Manifestations, événements, festivals… les journalistes ne sont pas épargnés. Ils sont pris pour cible là où ils sont, accusés simplement de vouloir exercer leur métier. La liberté de la presse et la protection des journalistes sont-elles menacées en Tunisie ?
• Mehdi Jelassi, président du Snjt : «Cette hémorragie doit cesser immédiatement, sinon la Tunisie paiera cher ses politiques improvisées et conflictuelles»
Dans certains festivals et alors que les journalistes et les spécialistes de l’information étaient en train de couvrir les activités culturelles, ils ont subi des intimidations et même des agressions, notamment de la part des forces de l’ordre. Une situation qui les empêche d’exercer convenablement leur travail.
Le Syndicat national des journalistes tunisiens (Snjt) hausse le ton, pour lui, ces agressions ne font qu’accentuer les menaces contre les journalistes et contre la liberté d’expression. Dimanche dernier, au festival de Sfax et en marge des incidents qui ont marqué le spectacle de l’humoriste Lotfi Abdelli, des journalistes ont été agressés par les forces de l’ordre.
Selon les témoignages de nos consœurs et confrères, certains journalistes voulant couvrir ces incidents ont été verbalement et même physiquement agressés par des forces de l’ordre en tenue civile. Le Snjt recense, en particulier, les violences ayant visé les journalistes et photographes, présents lors du spectacle de Lotfi Abdelli qui ont tenté de couvrir ces incidents. «Des journalistes ont reçu des messages d’insultes à cause du soutien qu’ils ont manifesté à leurs collègues», ajoute la même source.

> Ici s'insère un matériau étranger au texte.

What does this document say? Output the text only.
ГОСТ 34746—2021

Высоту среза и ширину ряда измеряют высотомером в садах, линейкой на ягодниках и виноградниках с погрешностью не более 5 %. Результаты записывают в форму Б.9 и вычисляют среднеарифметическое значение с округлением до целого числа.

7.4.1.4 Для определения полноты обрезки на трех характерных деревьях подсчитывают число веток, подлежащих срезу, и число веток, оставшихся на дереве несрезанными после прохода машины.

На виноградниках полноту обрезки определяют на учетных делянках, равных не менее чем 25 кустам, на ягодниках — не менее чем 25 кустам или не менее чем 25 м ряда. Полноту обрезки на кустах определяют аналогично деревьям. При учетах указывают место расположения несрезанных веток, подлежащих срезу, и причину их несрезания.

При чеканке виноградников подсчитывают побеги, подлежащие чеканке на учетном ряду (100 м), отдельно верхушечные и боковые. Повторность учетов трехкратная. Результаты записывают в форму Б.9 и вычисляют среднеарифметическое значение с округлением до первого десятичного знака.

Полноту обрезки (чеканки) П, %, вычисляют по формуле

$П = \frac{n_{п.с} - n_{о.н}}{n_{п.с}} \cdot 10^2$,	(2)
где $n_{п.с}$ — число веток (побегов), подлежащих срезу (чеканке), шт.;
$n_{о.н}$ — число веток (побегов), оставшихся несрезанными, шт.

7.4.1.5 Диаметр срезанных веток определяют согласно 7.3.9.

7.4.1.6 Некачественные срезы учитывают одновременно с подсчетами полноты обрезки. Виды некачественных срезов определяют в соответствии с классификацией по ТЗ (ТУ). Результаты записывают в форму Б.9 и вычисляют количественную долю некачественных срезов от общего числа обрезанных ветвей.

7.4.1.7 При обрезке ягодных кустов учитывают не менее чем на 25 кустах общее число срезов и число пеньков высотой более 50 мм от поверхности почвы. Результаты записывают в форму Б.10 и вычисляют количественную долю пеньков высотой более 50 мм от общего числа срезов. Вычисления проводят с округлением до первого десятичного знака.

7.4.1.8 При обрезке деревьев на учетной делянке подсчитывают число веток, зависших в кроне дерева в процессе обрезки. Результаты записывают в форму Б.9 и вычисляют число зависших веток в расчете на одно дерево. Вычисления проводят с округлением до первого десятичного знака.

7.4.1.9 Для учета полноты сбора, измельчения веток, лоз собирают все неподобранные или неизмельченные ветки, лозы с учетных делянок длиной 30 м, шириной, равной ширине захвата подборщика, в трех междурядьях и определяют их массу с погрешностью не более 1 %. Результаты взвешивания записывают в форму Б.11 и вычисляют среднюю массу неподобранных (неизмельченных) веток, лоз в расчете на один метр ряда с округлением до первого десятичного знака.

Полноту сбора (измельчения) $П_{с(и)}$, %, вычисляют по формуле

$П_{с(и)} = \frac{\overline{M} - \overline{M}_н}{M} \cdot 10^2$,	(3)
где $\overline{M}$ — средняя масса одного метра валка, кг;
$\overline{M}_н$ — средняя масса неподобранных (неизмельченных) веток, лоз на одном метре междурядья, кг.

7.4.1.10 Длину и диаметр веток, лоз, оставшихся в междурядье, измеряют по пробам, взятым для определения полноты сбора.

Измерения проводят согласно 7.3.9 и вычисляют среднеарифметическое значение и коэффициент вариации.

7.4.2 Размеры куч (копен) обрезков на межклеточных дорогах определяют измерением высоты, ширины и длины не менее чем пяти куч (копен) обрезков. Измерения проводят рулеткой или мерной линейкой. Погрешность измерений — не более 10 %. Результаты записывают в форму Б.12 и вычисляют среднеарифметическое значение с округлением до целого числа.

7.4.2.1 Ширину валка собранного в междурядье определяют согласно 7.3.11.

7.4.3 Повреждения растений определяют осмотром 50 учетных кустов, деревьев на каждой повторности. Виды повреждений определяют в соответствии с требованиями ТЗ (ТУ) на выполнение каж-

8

D’autre part, le syndicat déplore également les campagnes orchestrées par certains partis politiques visant des journalistes sur les réseaux sociaux. Il évoque en particulier la campagne de diffamation qui a ciblé la journaliste Wissal Kasraoui «par des pages suspectes sur les réseaux sociaux, de la part de responsables au ministère des Affaires sociales ainsi que par des soutiens de Kaïs Saïed».
Une menace à la liberté d’expression ?
Depuis les derniers rebondissements politiques, le Snjt fait état d’une nette régression de la liberté d’expression en Tunisie. Le syndicat note que ce sont les journalistes de terrain qui subissent de plein fouet ces intimidations et ces agressions, notamment durant les manifestations de nature politique.
On rappelle également que durant le référendum, des journalistes et des photographes ont été empêchés de faire leur travail dans de bonnes conditions. En juillet dernier, en marge d’une manifestation, le président du Snjt n’a pas été épargné. Il a été lui-même agressé par la police et il avait été transporté à l’hôpital.
Pour lui, cette situation d’absence de protection des journalistes ne peut pas continuer. Il accuse même une stratégie visant à faire taire les journalistes. «Cela peut conduire le pays vers la division, la guerre, la tyrannie et l’oppression. Cette hémorragie doit cesser immédiatement, sinon la Tunisie paiera cher ses politiques improvisées et conflictuelles», a-t-il dénoncé.
Seulement en juin dernier, le nombre de journalistes agressés physiquement a atteint vingt-deux. Les policiers sont les premiers à s’en prendre aux journalistes, suivis des agents publics, des députés et des responsables du gouvernement. Les agressions ont été commises contre 22 journalistes (16 hommes et 6 femmes) opérant dans 15 médias publics et privés.
Contactée par La Presse, l’Unité de monitoring du Snjt qui se charge d’élaborer des rapports quotidiens sur l’agression des journalistes, dénonce la poursuite de la violence contre ces professionnels, mettant en garde contre «des actes d’agression plus importante sur la Toile et les réseaux sociaux».
Penser de nouveaux rapports ?
En Tunisie, depuis 2011, une nouvelle relation entre la presse et la police est en construction. Si durant les premières années post-révolution les menaces et les risques étaient si importants, progressivement la situation s’est améliorée. Sauf que ces dernières années ces rapports ont été marqués par un regain de tension qui monte au moindre incident. Penser de nouveaux rapports entre journalistes et sécuritaires s’annonce donc nécessaire. Si les journalistes ont le droit de rassembler des informations et la police doit les protéger de toute ingérence illicite, notamment lors de manifestations, de nouveaux mécanismes de protection de ces professionnels font actuellement défaut. Sauf que ces relations ont plusieurs facettes: les policiers comme sources d’information, les policiers comme forces de surveillance des journalistes, mais aussi des journalistes se prenant pour des policiers de la vérité.